Hierunter fällt u. a. die Durchführung von Stichproben
bei der Verarbeitung der elektronisch und in Akten gespeicherten Sozialdaten und die Prüfung der datenschutzgerechten Ausgestaltung in den Kundenbereichen (Eingangsbereiche und Mitarbeiterbüros). Zu ihren Aufgaben
im Jobcenter zählen ebenso Schulungen, insbesondere für
neue Mitarbeiter (§ 4g Absatz 1 Satz 4 Nummer 2
BDSG).
Gerade in der Anfangsphase konnte ich noch viele Unsicherheiten beim Datenschutz feststellen. So wurden zahlreiche Anfragen von bDSB zu unterschiedlichen Datenschutzsachverhalten von mir beantwortet.

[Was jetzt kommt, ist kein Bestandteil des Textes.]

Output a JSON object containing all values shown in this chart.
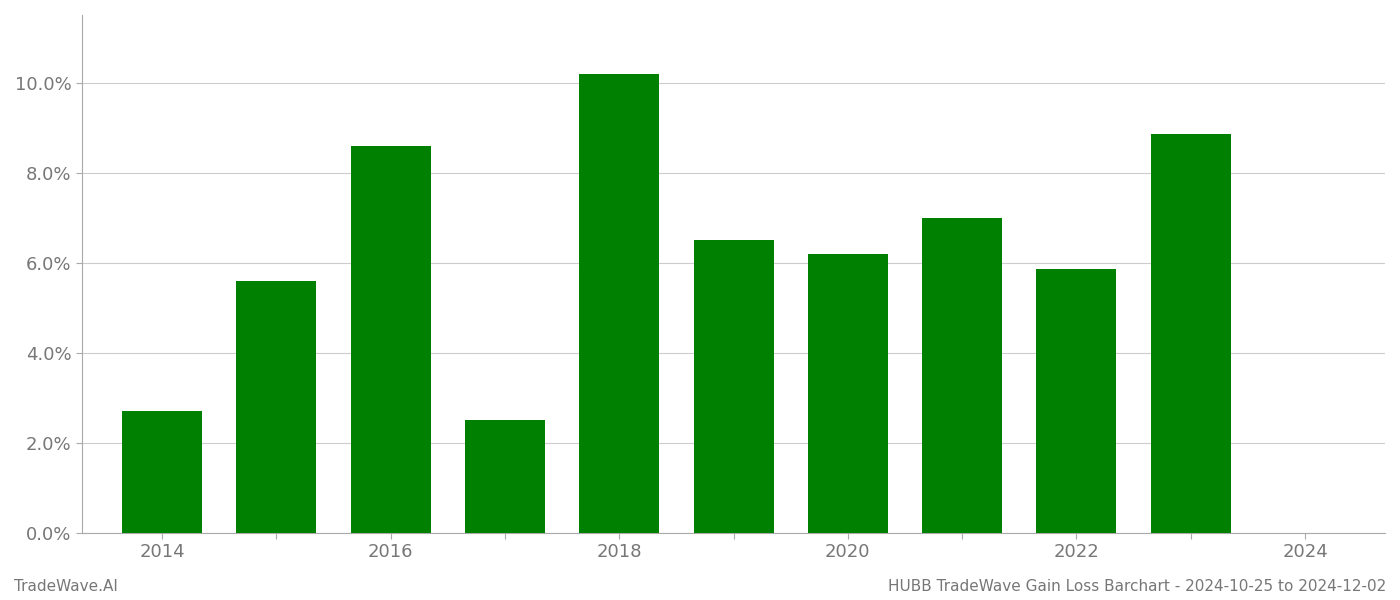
{
  "years": [
    2014,
    2015,
    2016,
    2017,
    2018,
    2019,
    2020,
    2021,
    2022,
    2023
  ],
  "values": [
    0.027,
    0.056,
    0.086,
    0.025,
    0.102,
    0.065,
    0.062,
    0.07,
    0.0585,
    0.0885
  ],
  "bar_color": "#008000",
  "background_color": "#ffffff",
  "ylim": [
    0,
    0.115
  ],
  "yticks": [
    0.0,
    0.02,
    0.04,
    0.06,
    0.08,
    0.1
  ],
  "grid_color": "#cccccc",
  "footnote_left": "TradeWave.AI",
  "footnote_right": "HUBB TradeWave Gain Loss Barchart - 2024-10-25 to 2024-12-02",
  "footnote_fontsize": 11,
  "tick_fontsize": 13,
  "bar_width": 0.7,
  "spine_color": "#aaaaaa",
  "tick_color": "#777777"
}
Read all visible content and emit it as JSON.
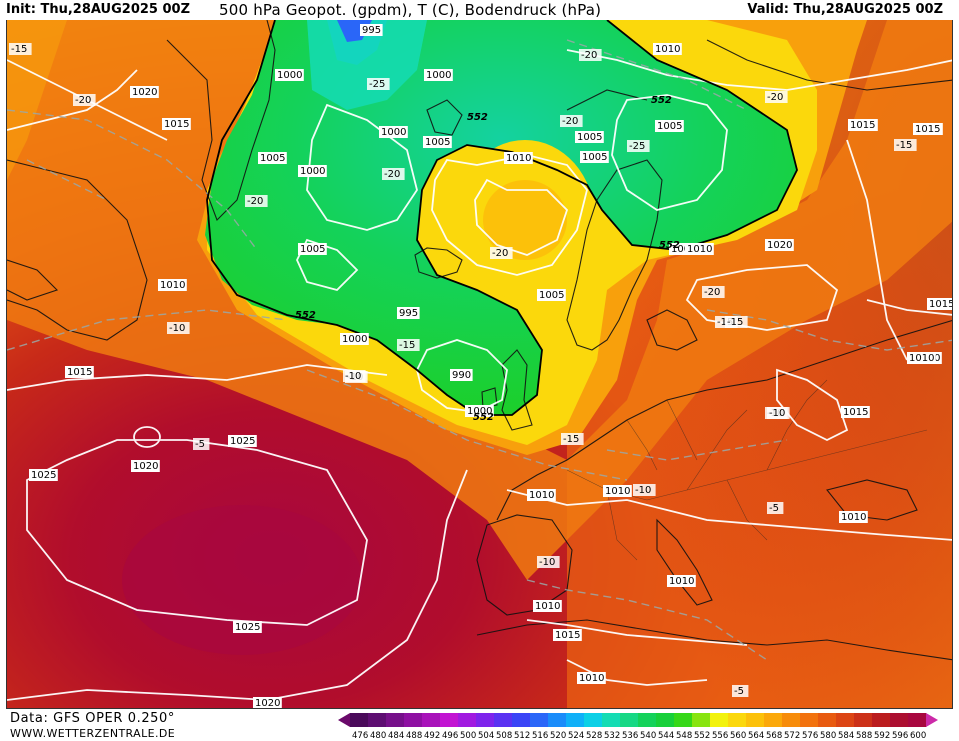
{
  "header": {
    "init": "Init: Thu,28AUG2025 00Z",
    "title": "500 hPa Geopot. (gpdm), T (C), Bodendruck (hPa)",
    "valid": "Valid: Thu,28AUG2025 00Z"
  },
  "footer": {
    "source": "Data: GFS OPER 0.250°",
    "website": "WWW.WETTERZENTRALE.DE"
  },
  "legend": {
    "arrow_left_color": "#6a0a6a",
    "arrow_right_color": "#cc2aa8",
    "levels": [
      {
        "label": "476",
        "color": "#4a0a5a"
      },
      {
        "label": "480",
        "color": "#5e0e72"
      },
      {
        "label": "484",
        "color": "#76108a"
      },
      {
        "label": "488",
        "color": "#8e10a2"
      },
      {
        "label": "492",
        "color": "#a812ba"
      },
      {
        "label": "496",
        "color": "#c214d2"
      },
      {
        "label": "500",
        "color": "#a11ae0"
      },
      {
        "label": "504",
        "color": "#7e24ec"
      },
      {
        "label": "508",
        "color": "#5a32f2"
      },
      {
        "label": "512",
        "color": "#3a44f6"
      },
      {
        "label": "516",
        "color": "#2a66f8"
      },
      {
        "label": "520",
        "color": "#1a8cfa"
      },
      {
        "label": "524",
        "color": "#10b0f8"
      },
      {
        "label": "528",
        "color": "#0cd0e6"
      },
      {
        "label": "532",
        "color": "#14dcb4"
      },
      {
        "label": "536",
        "color": "#16d884"
      },
      {
        "label": "540",
        "color": "#14d25a"
      },
      {
        "label": "544",
        "color": "#18d03a"
      },
      {
        "label": "548",
        "color": "#36d818"
      },
      {
        "label": "552",
        "color": "#88e410"
      },
      {
        "label": "556",
        "color": "#f2f20c"
      },
      {
        "label": "560",
        "color": "#fbd80c"
      },
      {
        "label": "564",
        "color": "#fcc10a"
      },
      {
        "label": "568",
        "color": "#fba80a"
      },
      {
        "label": "572",
        "color": "#f78c0a"
      },
      {
        "label": "576",
        "color": "#f2720e"
      },
      {
        "label": "580",
        "color": "#e85a10"
      },
      {
        "label": "584",
        "color": "#dc4514"
      },
      {
        "label": "588",
        "color": "#cc3018"
      },
      {
        "label": "592",
        "color": "#bb1c1e"
      },
      {
        "label": "596",
        "color": "#ac0e30"
      },
      {
        "label": "600",
        "color": "#a8073f"
      }
    ]
  },
  "map": {
    "colors": {
      "ocean_low": "#18c83e",
      "high": "#a8073f"
    },
    "pressure_labels": [
      "995",
      "1000",
      "1000",
      "1020",
      "1015",
      "1005",
      "1000",
      "1000",
      "1005",
      "1005",
      "1010",
      "1005",
      "1005",
      "1010",
      "1005",
      "1005",
      "1010",
      "1010",
      "1015",
      "1015",
      "1015",
      "1020",
      "1015",
      "1010",
      "1000",
      "995",
      "990",
      "1000",
      "1005",
      "1015",
      "1015",
      "1025",
      "1020",
      "1025",
      "1010",
      "1010",
      "1010",
      "1010",
      "1010",
      "1015",
      "1010",
      "1025",
      "1020",
      "1015",
      "1010",
      "1010"
    ],
    "temperature_labels": [
      "-15",
      "-20",
      "-25",
      "-20",
      "-20",
      "-20",
      "-20",
      "-25",
      "-20",
      "-20",
      "-15",
      "-10",
      "-10",
      "-15",
      "-10",
      "-15",
      "-20",
      "-15",
      "-10",
      "-5",
      "-15",
      "-10",
      "-10",
      "-5",
      "-10",
      "-5"
    ],
    "geopotential_labels": [
      "552",
      "552",
      "552",
      "552",
      "552"
    ]
  }
}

12.1.1.3 Nicht nur die Kunden der Jobcenter
haben Mitwirkungspflichten
Nicht alle Jobcenter unterstützten mich bei meiner Kontrolltätigkeit im Rahmen der Eingabenbearbeitung.

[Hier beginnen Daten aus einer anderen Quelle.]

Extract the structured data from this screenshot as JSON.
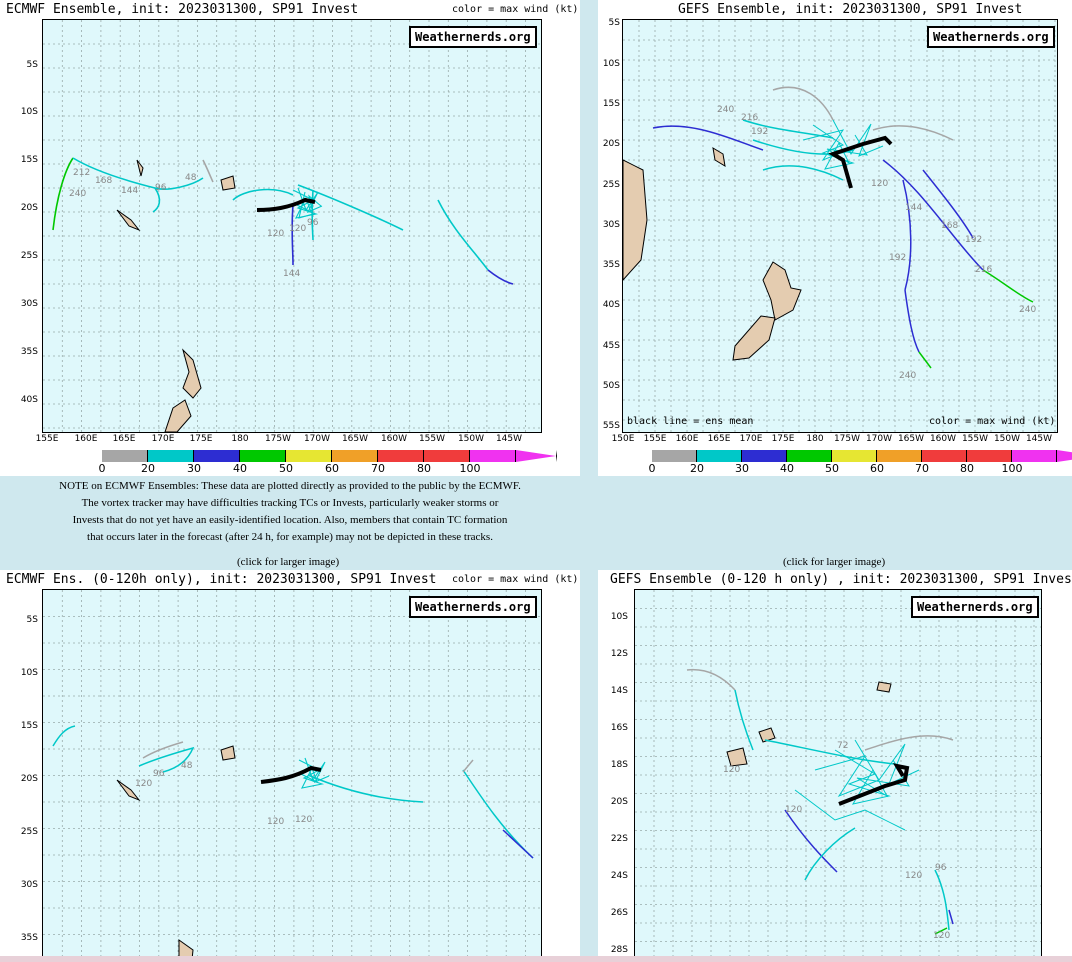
{
  "colorbar_values": [
    "0",
    "20",
    "30",
    "40",
    "50",
    "60",
    "70",
    "80",
    "100"
  ],
  "colorbar_colors": [
    "#a6a6a6",
    "#00c8c8",
    "#2d2dd2",
    "#00c800",
    "#e6e632",
    "#f0a028",
    "#f03c3c",
    "#f03c3c",
    "#f032f0"
  ],
  "panels": {
    "tl": {
      "title": "ECMWF Ensemble, init: 2023031300, SP91 Invest",
      "right": "color = max wind (kt)",
      "brand": "Weathernerds.org",
      "ylabels": [
        "5S",
        "10S",
        "15S",
        "20S",
        "25S",
        "30S",
        "35S",
        "40S"
      ],
      "xlabels": [
        "155E",
        "160E",
        "165E",
        "170E",
        "175E",
        "180",
        "175W",
        "170W",
        "165W",
        "160W",
        "155W",
        "150W",
        "145W"
      ],
      "hour_labels": [
        "212",
        "168",
        "144",
        "96",
        "48",
        "120",
        "96",
        "144",
        "240",
        "120"
      ]
    },
    "tr": {
      "title": "GEFS Ensemble, init: 2023031300, SP91 Invest",
      "brand": "Weathernerds.org",
      "ylabels": [
        "5S",
        "10S",
        "15S",
        "20S",
        "25S",
        "30S",
        "35S",
        "40S",
        "45S",
        "50S",
        "55S"
      ],
      "xlabels": [
        "150E",
        "155E",
        "160E",
        "165E",
        "170E",
        "175E",
        "180",
        "175W",
        "170W",
        "165W",
        "160W",
        "155W",
        "150W",
        "145W"
      ],
      "bottom_left": "black line = ens mean",
      "bottom_right": "color = max wind (kt)",
      "hour_labels": [
        "240",
        "216",
        "192",
        "168",
        "144",
        "120",
        "192",
        "216",
        "240",
        "240",
        "192"
      ]
    },
    "bl": {
      "title": "ECMWF Ens. (0-120h only), init: 2023031300, SP91 Invest",
      "right": "color = max wind (kt)",
      "brand": "Weathernerds.org",
      "ylabels": [
        "5S",
        "10S",
        "15S",
        "20S",
        "25S",
        "30S",
        "35S"
      ],
      "hour_labels": [
        "120",
        "96",
        "48",
        "120",
        "120"
      ]
    },
    "br": {
      "title": "GEFS Ensemble (0-120 h only) , init: 2023031300, SP91 Invest",
      "brand": "Weathernerds.org",
      "ylabels": [
        "10S",
        "12S",
        "14S",
        "16S",
        "18S",
        "20S",
        "22S",
        "24S",
        "26S",
        "28S"
      ],
      "hour_labels": [
        "72",
        "120",
        "120",
        "120",
        "96",
        "120"
      ]
    }
  },
  "note": {
    "lines": [
      "NOTE on ECMWF Ensembles: These data are plotted directly as provided to the public by the ECMWF.",
      "The vortex tracker may have difficulties tracking TCs or Invests, particularly weaker storms or",
      "Invests that do not yet have an easily-identified location. Also, members that contain TC formation",
      "that occurs later in the forecast (after 24 h, for example) may not be depicted in these tracks."
    ]
  },
  "click_left": "(click for larger image)",
  "click_right": "(click for larger image)"
}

Jedermann, der sich mit einer Eingabe an mich wendet
(§ 81 Absatz 1 Nummer 1 SGB X), darf auf eine umfassende und objektive Prüfung seiner Angelegenheit vertrauen. Dazu gehört, dem von der Beschwerde betroffenen Jobcenter die Möglichkeit zur Stellungnahme und zur
Darlegung der Sach- und Rechtslage einzuräumen. Die
Verpflichtung des Jobcenters, mich bei der Erfüllung meiner Aufgaben umfassend zu unterstützen, hat der Gesetzgeber in § 50 Absatz 4 Satz 3 SGB II i. V. m. § 24 Absatz 4 BDSG normiert.

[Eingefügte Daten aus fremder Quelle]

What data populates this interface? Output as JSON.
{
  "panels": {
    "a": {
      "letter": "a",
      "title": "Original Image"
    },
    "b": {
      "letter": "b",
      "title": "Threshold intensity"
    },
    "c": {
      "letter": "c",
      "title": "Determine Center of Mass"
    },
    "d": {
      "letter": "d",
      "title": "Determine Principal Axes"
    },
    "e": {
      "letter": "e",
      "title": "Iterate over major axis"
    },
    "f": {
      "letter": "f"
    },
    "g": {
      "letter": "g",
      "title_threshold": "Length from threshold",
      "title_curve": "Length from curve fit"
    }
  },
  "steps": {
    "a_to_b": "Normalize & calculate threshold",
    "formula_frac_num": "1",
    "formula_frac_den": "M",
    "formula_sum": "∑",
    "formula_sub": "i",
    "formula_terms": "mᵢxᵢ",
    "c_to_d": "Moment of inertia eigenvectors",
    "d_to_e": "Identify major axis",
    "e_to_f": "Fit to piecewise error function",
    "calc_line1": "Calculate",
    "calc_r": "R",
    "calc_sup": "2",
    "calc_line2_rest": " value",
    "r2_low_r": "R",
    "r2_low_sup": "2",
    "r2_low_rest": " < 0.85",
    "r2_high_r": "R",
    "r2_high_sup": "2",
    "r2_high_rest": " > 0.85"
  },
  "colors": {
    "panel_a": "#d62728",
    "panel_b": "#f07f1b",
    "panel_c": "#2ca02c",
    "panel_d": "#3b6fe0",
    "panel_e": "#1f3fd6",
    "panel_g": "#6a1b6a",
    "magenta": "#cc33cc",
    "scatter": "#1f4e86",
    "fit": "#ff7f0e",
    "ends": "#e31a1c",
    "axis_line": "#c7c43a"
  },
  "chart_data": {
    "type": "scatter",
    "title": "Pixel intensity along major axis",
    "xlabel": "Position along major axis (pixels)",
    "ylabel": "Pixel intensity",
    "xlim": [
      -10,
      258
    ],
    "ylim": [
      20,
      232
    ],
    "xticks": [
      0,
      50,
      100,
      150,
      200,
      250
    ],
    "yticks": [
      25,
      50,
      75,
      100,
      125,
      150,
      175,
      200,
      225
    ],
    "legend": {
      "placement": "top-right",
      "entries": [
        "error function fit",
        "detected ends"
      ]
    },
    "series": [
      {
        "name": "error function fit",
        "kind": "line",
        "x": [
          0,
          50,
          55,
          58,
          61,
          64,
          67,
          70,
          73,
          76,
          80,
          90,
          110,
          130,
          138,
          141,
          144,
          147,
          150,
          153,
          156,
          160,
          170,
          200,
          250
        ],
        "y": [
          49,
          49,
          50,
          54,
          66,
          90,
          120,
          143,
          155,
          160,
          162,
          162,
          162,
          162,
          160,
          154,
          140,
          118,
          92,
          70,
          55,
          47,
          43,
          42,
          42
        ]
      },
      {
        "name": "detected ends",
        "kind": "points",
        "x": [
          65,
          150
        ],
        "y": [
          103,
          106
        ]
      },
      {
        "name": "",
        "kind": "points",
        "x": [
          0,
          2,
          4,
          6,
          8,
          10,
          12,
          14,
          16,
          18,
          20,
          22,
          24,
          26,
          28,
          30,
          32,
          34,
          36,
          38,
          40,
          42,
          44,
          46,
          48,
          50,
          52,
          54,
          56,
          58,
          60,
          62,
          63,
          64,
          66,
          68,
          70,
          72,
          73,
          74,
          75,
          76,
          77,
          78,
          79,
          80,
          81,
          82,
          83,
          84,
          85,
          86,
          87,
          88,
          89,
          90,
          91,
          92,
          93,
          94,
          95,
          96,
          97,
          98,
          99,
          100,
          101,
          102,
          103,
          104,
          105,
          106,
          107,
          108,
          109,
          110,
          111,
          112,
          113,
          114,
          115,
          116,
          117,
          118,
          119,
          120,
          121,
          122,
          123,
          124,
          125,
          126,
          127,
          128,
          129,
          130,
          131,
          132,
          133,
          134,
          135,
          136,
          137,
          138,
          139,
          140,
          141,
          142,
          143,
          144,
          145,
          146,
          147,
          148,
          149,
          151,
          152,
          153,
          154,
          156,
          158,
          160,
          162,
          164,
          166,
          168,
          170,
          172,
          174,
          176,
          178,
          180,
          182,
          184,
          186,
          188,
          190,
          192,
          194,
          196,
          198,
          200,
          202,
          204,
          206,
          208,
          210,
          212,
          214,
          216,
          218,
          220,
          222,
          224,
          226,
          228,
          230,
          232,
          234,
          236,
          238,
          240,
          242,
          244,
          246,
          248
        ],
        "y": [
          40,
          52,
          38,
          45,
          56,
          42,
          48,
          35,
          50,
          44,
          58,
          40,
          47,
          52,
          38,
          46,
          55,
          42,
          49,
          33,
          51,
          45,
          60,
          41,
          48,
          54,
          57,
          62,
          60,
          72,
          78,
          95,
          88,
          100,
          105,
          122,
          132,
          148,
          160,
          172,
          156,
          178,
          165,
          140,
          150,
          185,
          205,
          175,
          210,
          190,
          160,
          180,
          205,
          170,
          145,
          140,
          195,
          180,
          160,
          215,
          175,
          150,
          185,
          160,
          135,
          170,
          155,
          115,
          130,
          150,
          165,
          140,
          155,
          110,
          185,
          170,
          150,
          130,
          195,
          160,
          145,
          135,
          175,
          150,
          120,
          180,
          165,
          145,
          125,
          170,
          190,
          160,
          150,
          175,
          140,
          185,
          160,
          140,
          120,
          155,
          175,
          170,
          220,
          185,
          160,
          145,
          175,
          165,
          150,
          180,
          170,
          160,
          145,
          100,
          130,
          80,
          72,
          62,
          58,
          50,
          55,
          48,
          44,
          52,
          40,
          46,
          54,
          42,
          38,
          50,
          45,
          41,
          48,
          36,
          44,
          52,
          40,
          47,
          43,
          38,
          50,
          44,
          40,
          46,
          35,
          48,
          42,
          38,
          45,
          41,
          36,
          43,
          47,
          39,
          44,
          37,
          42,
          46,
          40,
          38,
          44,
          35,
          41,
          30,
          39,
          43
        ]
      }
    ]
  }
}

Leider ist das Interesse einiger Jobcenter an der Aufklärung eines Sachverhalts merklich geringer als das der betroffenen Petenten. Wenn einzelne Jobcenter grundsätzlich erst auf meine Erinnerungsschreiben oder sogar erst
nach Androhung einer Beanstandung gemäß § 25 BDSG
reagiert haben, wurde der Datenschutz dort noch nicht als
Grundrecht der Bürger begriffen. Aufgrund meiner Hinweise wurde der bislang mangelnden Kooperationsbereitschaft aber entweder durch Wechsel in der Person des behördlichen Datenschutzbeauftragten oder durch deren
hinreichende Entlastung inzwischen abgeholfen.
Ich erwarte, dass künftig alle meiner Kontrollzuständigkeit unterliegenden Einrichtungen ihren Unterstützungspflichten mit der gebotenen Sorgfalt und in angemessener
Zeit nachkommen. Diese Forderung werde ich auch weiterhin gegenüber allen Jobcentern durchsetzen.
12.1.2 Neues Leistungsgewährungsverfahren
der Bundesagentur für Arbeit:
„ALLEGRO“ soll „A2LL“ ablösen
Wiederholt musste ich über datenschutzrechtliche Mängel
des von der BA zentral verwalteten Erhebungs- und Leistungssystems „A2LL“ berichten (vgl. 22. TB Nr. 16.6).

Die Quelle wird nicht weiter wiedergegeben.